O primeiro-ministro cabo-verdiano explicou que não vai colocar pessoas em filas para entregar dinheiro ou bens alimentares. Para prevenir os riscos de contágio, os subsídios serão pagos através de contas bancárias. "As cestas básicas de assistência alimentar serão entregues em casa dos beneficiários. Os cuidados aos idosos serão prestados em suas casas", explicou. 

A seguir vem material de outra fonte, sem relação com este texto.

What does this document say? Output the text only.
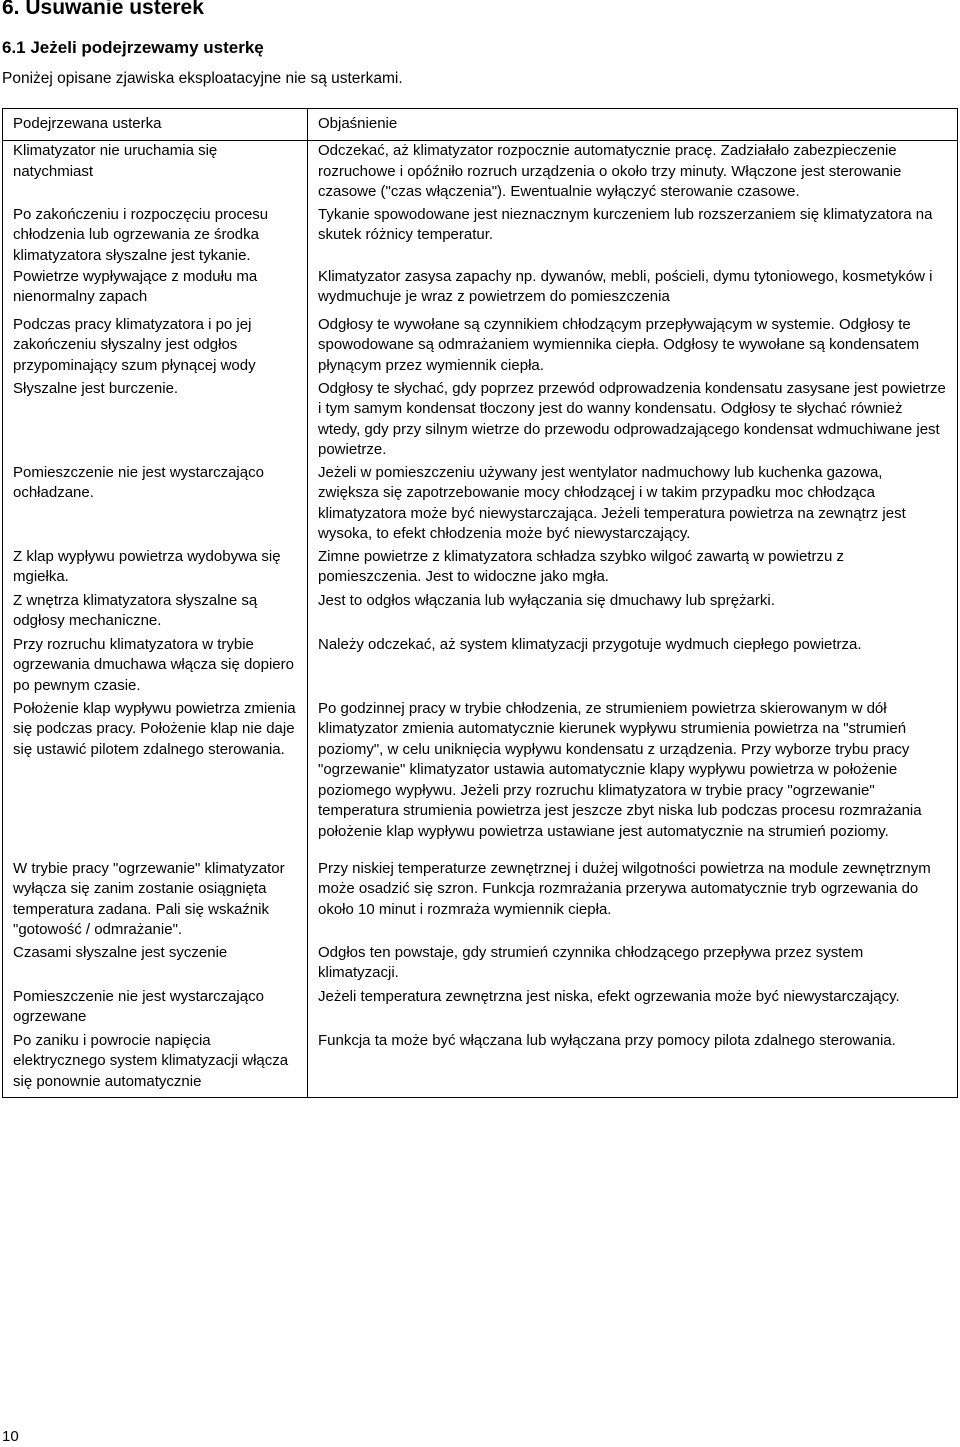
6. Usuwanie usterek
6.1 Jeżeli podejrzewamy usterkę

Poniżej opisane zjawiska eksploatacyjne nie są usterkami.

Podejrzewana usterka	Objaśnienie
Klimatyzator nie uruchamia się natychmiast	Odczekać, aż klimatyzator rozpocznie automatycznie pracę. Zadziałało zabezpieczenie rozruchowe i opóźniło rozruch urządzenia o około trzy minuty. Włączone jest sterowanie czasowe ("czas włączenia"). Ewentualnie wyłączyć sterowanie czasowe.
Po zakończeniu i rozpoczęciu procesu chłodzenia lub ogrzewania ze środka klimatyzatora słyszalne jest tykanie.	Tykanie spowodowane jest nieznacznym kurczeniem lub rozszerzaniem się klimatyzatora na skutek różnicy temperatur.
Powietrze wypływające z modułu ma nienormalny zapach	Klimatyzator zasysa zapachy np. dywanów, mebli, pościeli, dymu tytoniowego, kosmetyków i wydmuchuje je wraz z powietrzem do pomieszczenia
Podczas pracy klimatyzatora i po jej zakończeniu słyszalny jest odgłos przypominający szum płynącej wody	Odgłosy te wywołane są czynnikiem chłodzącym przepływającym w systemie. Odgłosy te spowodowane są odmrażaniem wymiennika ciepła. Odgłosy te wywołane są kondensatem płynącym przez wymiennik ciepła.
Słyszalne jest burczenie.	Odgłosy te słychać, gdy poprzez przewód odprowadzenia kondensatu zasysane jest powietrze i tym samym kondensat tłoczony jest do wanny kondensatu. Odgłosy te słychać również wtedy, gdy przy silnym wietrze do przewodu odprowadzającego kondensat wdmuchiwane jest powietrze.
Pomieszczenie nie jest wystarczająco ochładzane.	Jeżeli w pomieszczeniu używany jest wentylator nadmuchowy lub kuchenka gazowa, zwiększa się zapotrzebowanie mocy chłodzącej i w takim przypadku moc chłodząca klimatyzatora może być niewystarczająca. Jeżeli temperatura powietrza na zewnątrz jest wysoka, to efekt chłodzenia może być niewystarczający.
Z klap wypływu powietrza wydobywa się mgiełka.	Zimne powietrze z klimatyzatora schładza szybko wilgoć zawartą w powietrzu z pomieszczenia. Jest to widoczne jako mgła.
Z wnętrza klimatyzatora słyszalne są odgłosy mechaniczne.	Jest to odgłos włączania lub wyłączania się dmuchawy lub sprężarki.
Przy rozruchu klimatyzatora w trybie ogrzewania dmuchawa włącza się dopiero po pewnym czasie.	Należy odczekać, aż system klimatyzacji przygotuje wydmuch ciepłego powietrza.
Położenie klap wypływu powietrza zmienia się podczas pracy. Położenie klap nie daje się ustawić pilotem zdalnego sterowania.	Po godzinnej pracy w trybie chłodzenia, ze strumieniem powietrza skierowanym w dół klimatyzator zmienia automatycznie kierunek wypływu strumienia powietrza na "strumień poziomy", w celu uniknięcia wypływu kondensatu z urządzenia. Przy wyborze trybu pracy "ogrzewanie" klimatyzator ustawia automatycznie klapy wypływu powietrza w położenie poziomego wypływu. Jeżeli przy rozruchu klimatyzatora w trybie pracy "ogrzewanie" temperatura strumienia powietrza jest jeszcze zbyt niska lub podczas procesu rozmrażania położenie klap wypływu powietrza ustawiane jest automatycznie na strumień poziomy.
W trybie pracy "ogrzewanie" klimatyzator wyłącza się zanim zostanie osiągnięta temperatura zadana. Pali się wskaźnik "gotowość / odmrażanie".	Przy niskiej temperaturze zewnętrznej i dużej wilgotności powietrza na module zewnętrznym może osadzić się szron. Funkcja rozmrażania przerywa automatycznie tryb ogrzewania do około 10 minut i rozmraża wymiennik ciepła.
Czasami słyszalne jest syczenie	Odgłos ten powstaje, gdy strumień czynnika chłodzącego przepływa przez system klimatyzacji.
Pomieszczenie nie jest wystarczająco ogrzewane	Jeżeli temperatura zewnętrzna jest niska, efekt ogrzewania może być niewystarczający.
Po zaniku i powrocie napięcia elektrycznego system klimatyzacji włącza się ponownie automatycznie	Funkcja ta może być włączana lub wyłączana przy pomocy pilota zdalnego sterowania.
10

Medidas de prevenção da Covid-19 em vigor impostas pelo Governo:

- Estão encerrados todos os serviços e empresas públicas não essenciais, podendo recorrer-se ao teletrabalho e ao trabalho a partir de casa. Em nenhuma circunstância ficarão os trabalhadores prejudicados no seu vínculo laboral e no seu salário.
- Todas as escolas foram encerradas.
- Os mercados municipais de venda de produtos agroalimentares deverão funcionar com um número reduzido de vendedores, conforme a determinação das câmaras municipais.
- É proibida a venda ambulante de produtos nas ruas.
- Estão suspensos os voos e ligações marítimas interilhas, salvo situações excecionais devidamente autorizadas pela autoridade de proteção civil.
- Os serviços de restauração podem manter-se abertos exclusivamente para efeitos de entrega a domicílio entre as 10h e 21h. Outros serviços de fornecimento de bens essenciais podem manter a atividade até as 20h.

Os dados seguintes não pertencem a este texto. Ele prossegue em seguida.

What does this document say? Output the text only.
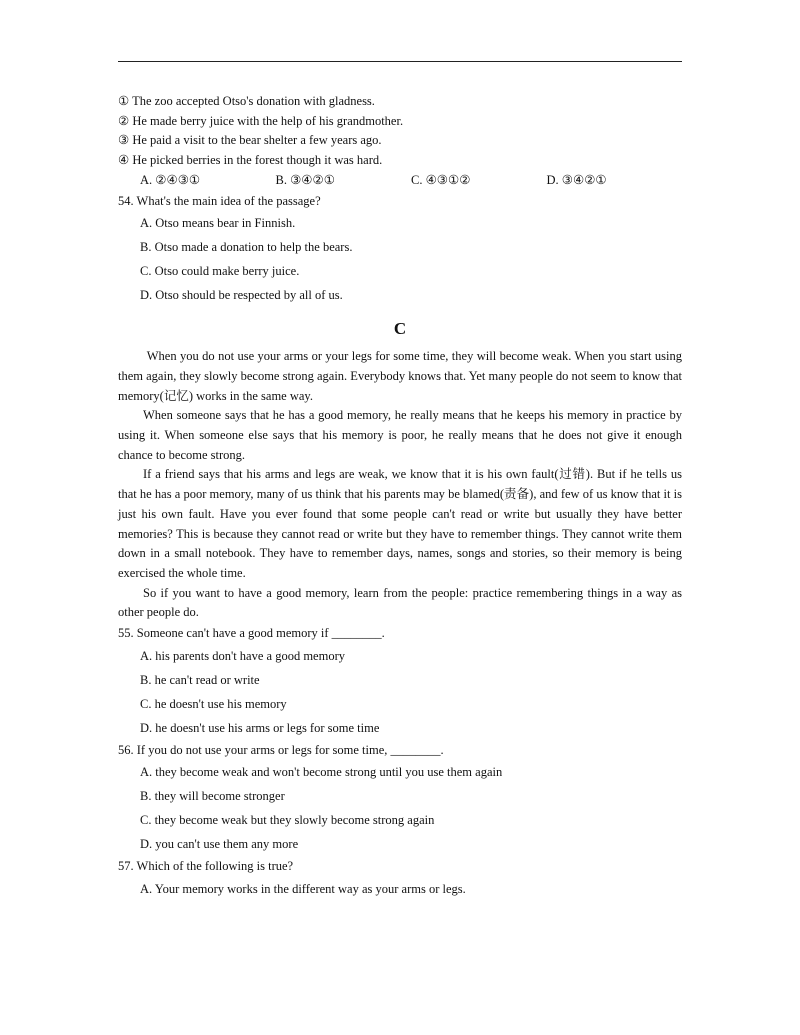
① The zoo accepted Otso's donation with gladness.
② He made berry juice with the help of his grandmother.
③ He paid a visit to the bear shelter a few years ago.
④ He picked berries in the forest though it was hard.
A. ②④③①	B. ③④②①	C. ④③①②	D. ③④②①
54. What's the main idea of the passage?
A. Otso means bear in Finnish.
B. Otso made a donation to help the bears.
C. Otso could make berry juice.
D. Otso should be respected by all of us.
C

When you do not use your arms or your legs for some time, they will become weak. When you start using them again, they slowly become strong again. Everybody knows that. Yet many people do not seem to know that memory(记忆) works in the same way.

When someone says that he has a good memory, he really means that he keeps his memory in practice by using it. When someone else says that his memory is poor, he really means that he does not give it enough chance to become strong.

If a friend says that his arms and legs are weak, we know that it is his own fault(过错). But if he tells us that he has a poor memory, many of us think that his parents may be blamed(责备), and few of us know that it is just his own fault. Have you ever found that some people can't read or write but usually they have better memories? This is because they cannot read or write but they have to remember things. They cannot write them down in a small notebook. They have to remember days, names, songs and stories, so their memory is being exercised the whole time.

So if you want to have a good memory, learn from the people: practice remembering things in a way as other people do.

55. Someone can't have a good memory if ________.
A. his parents don't have a good memory
B. he can't read or write
C. he doesn't use his memory
D. he doesn't use his arms or legs for some time
56. If you do not use your arms or legs for some time, ________.
A. they become weak and won't become strong until you use them again
B. they will become stronger
C. they become weak but they slowly become strong again
D. you can't use them any more
57. Which of the following is true?
A. Your memory works in the different way as your arms or legs.
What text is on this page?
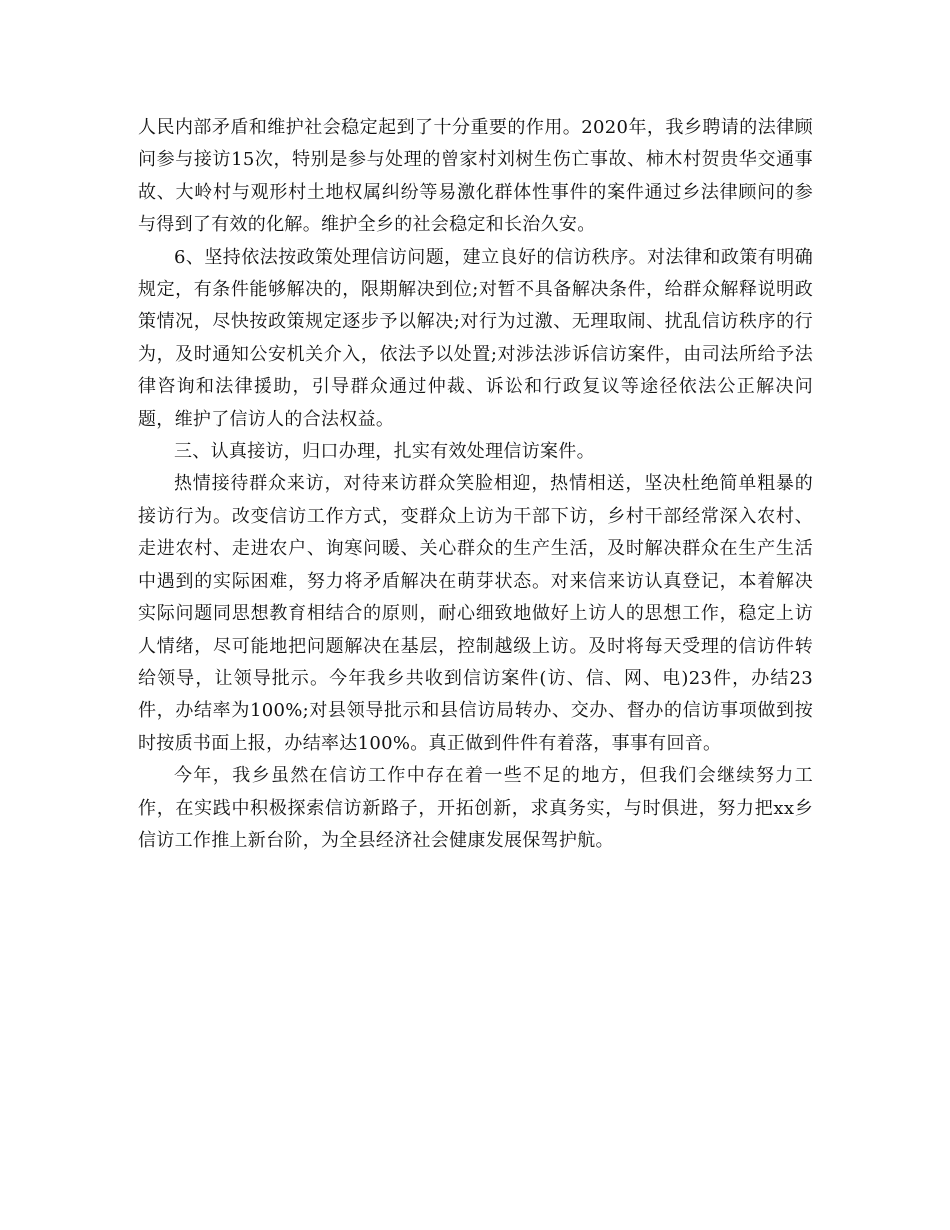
人民内部矛盾和维护社会稳定起到了十分重要的作用。2020年，我乡聘请的法律顾问参与接访15次，特别是参与处理的曾家村刘树生伤亡事故、柿木村贺贵华交通事故、大岭村与观形村土地权属纠纷等易激化群体性事件的案件通过乡法律顾问的参与得到了有效的化解。维护全乡的社会稳定和长治久安。

6、坚持依法按政策处理信访问题，建立良好的信访秩序。对法律和政策有明确规定，有条件能够解决的，限期解决到位;对暂不具备解决条件，给群众解释说明政策情况，尽快按政策规定逐步予以解决;对行为过激、无理取闹、扰乱信访秩序的行为，及时通知公安机关介入，依法予以处置;对涉法涉诉信访案件，由司法所给予法律咨询和法律援助，引导群众通过仲裁、诉讼和行政复议等途径依法公正解决问题，维护了信访人的合法权益。

三、认真接访，归口办理，扎实有效处理信访案件。

热情接待群众来访，对待来访群众笑脸相迎，热情相送，坚决杜绝简单粗暴的接访行为。改变信访工作方式，变群众上访为干部下访，乡村干部经常深入农村、走进农村、走进农户、询寒问暖、关心群众的生产生活，及时解决群众在生产生活中遇到的实际困难，努力将矛盾解决在萌芽状态。对来信来访认真登记，本着解决实际问题同思想教育相结合的原则，耐心细致地做好上访人的思想工作，稳定上访人情绪，尽可能地把问题解决在基层，控制越级上访。及时将每天受理的信访件转给领导，让领导批示。今年我乡共收到信访案件(访、信、网、电)23件，办结23件，办结率为100%;对县领导批示和县信访局转办、交办、督办的信访事项做到按时按质书面上报，办结率达100%。真正做到件件有着落，事事有回音。

今年，我乡虽然在信访工作中存在着一些不足的地方，但我们会继续努力工作，在实践中积极探索信访新路子，开拓创新，求真务实，与时俱进，努力把xx乡信访工作推上新台阶，为全县经济社会健康发展保驾护航。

Garantias para a população:

- Atribuição do Rendimento Social de Inclusão Emergencial a 2.788 famílias em situação de pobreza extrema.
- Assistência alimentar a 22.500 famílias cujo rendimento se situa abaixo do salário mínimo ou sem qualquer fonte de rendimento.
- Atribuição do Rendimento Solidário para 30 mil trabalhadores do Regime Especial das Micro e Pequenas Empresas (REMPE) e do setor informal.
- Reforço das ações de cuidados ao domicílio destinados a idosos e pessoas dependentes que vivem isolados.
- Criação de linhas de crédito especiais para apoiar as empresas e aumentar a sua liquidez, com garantias do Estado que podem chegar aos 100% do financiamento, com carência de capital e de juros até seis meses e amortização de quatro a cinco anos.
- Está assegurado o pagamento em prestações do IVA e da retenção na fonte e a suspensão e alargamento dos prazos de execuções fiscais.
- A suspensão coletiva de trabalho será paga a 70% do salário bruto, sendo que o empregador assegura 35% do pagamento e a Segurança Social (INPS) os outros 35%.
- A linha de emergência é a Linha Verde Covid-19: 8001112. 

A informação presente neste artigo não dispensa a consulta dos informes oficiais e dos diplomas legais de cada país.